Yani işvereni ile iş hukuku konusunda sorun yaşayan bir uçuş personeli öncelikle arabulucuya başvurmalı buradan bir sonuç elde edemez ise iş mahkemesinde dava açmalıdır. Eğer bu davayı açan uçuş personeli sendikalı ise davası iş kanununa göre sendika olmayan bir havayolu çalışanı ise davası borçlar kanuna göre görülür fakat her iki durumda da görevli mahkeme iş mahkemesidir.

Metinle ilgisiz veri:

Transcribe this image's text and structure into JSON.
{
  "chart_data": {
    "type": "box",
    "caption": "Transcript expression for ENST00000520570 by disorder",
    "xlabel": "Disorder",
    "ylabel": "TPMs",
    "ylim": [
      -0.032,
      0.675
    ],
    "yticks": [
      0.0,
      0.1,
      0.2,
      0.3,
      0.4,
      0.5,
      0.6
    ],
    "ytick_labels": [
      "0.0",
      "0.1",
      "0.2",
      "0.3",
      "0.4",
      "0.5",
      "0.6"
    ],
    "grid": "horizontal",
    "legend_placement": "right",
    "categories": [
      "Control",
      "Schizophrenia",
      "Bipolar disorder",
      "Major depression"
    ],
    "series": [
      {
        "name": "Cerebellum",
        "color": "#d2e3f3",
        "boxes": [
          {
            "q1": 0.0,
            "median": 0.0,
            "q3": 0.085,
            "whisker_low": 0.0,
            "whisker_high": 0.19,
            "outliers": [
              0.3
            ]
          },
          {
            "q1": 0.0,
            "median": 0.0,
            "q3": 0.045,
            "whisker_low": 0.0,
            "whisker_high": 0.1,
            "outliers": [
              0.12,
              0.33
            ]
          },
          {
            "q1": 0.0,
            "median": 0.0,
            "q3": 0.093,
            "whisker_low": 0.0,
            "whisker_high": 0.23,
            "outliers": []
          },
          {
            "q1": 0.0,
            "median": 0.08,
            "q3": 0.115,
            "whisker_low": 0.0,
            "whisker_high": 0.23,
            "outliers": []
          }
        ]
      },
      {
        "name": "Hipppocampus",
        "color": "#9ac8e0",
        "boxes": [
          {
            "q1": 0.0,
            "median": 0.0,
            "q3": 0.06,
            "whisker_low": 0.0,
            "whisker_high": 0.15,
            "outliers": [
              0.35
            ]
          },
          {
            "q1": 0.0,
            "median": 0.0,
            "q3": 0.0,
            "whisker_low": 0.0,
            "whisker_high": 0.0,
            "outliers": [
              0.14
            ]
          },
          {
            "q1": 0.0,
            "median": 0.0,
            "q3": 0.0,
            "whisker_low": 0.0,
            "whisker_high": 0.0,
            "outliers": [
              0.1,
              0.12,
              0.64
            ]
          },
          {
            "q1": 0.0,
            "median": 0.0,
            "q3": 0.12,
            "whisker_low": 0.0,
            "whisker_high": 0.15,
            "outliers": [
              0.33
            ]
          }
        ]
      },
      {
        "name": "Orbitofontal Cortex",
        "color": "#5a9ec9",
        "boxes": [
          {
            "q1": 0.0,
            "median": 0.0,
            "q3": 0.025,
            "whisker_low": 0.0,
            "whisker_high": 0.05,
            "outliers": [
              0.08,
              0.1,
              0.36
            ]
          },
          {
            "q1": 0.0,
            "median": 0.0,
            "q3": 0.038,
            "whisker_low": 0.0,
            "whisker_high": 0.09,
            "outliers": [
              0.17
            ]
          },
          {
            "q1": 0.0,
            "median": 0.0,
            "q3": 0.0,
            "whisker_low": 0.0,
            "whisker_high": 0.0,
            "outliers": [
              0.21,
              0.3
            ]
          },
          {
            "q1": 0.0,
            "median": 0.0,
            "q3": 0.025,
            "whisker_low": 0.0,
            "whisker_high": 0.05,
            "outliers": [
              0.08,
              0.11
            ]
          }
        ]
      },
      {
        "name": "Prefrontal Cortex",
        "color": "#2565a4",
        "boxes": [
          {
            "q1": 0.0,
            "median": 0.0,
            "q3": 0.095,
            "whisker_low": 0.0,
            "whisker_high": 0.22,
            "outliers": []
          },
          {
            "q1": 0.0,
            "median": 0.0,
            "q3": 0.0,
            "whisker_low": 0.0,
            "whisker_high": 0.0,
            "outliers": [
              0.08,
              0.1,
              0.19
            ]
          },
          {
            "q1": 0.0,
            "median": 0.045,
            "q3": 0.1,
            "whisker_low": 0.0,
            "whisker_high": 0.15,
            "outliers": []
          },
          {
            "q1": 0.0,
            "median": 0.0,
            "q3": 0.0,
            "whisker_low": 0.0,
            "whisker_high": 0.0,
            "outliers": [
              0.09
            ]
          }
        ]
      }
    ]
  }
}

Kanun No. 7036 (İŞ MAHKEMELERİ KANUNU )
Görev MADDE 5- (1) İş mahkemeleri;
a) 5953 sayılı Kanuna tabi gazeteciler, 854 sayılı Kanuna tabi gemi adamları, 22/5/2003 tarihli ve 4857 sayılı İş Kanununa veya 11/1/2011 tarihli ve 6098 sayılı Türk Borçlar Kanununun İkinci Kısmının Altıncı Bölümünde düzenlenen hizmet sözleşmelerine tabi işçiler ile işveren veya işveren vekilleri arasında, iş ilişkisi nedeniyle sözleşmeden veya kanundan doğan her türlü hukuk uyuşmazlıklarına,
b) İdari para cezalarına itirazlar ile 5510 sayılı Kanunun geçici 4 üncü maddesi kapsamındaki uyuşmazlıklar hariç olmak üzere Sosyal Güvenlik Kurumu veya Türkiye İş Kurumunun taraf olduğu iş ve sosyal güvenlik mevzuatından kaynaklanan uyuşmazlıklara,
c) Diğer kanunlarda iş mahkemelerinin görevli olduğu belirtilen uyuşmazlıklara, ilişkin dava ve işlere bakar.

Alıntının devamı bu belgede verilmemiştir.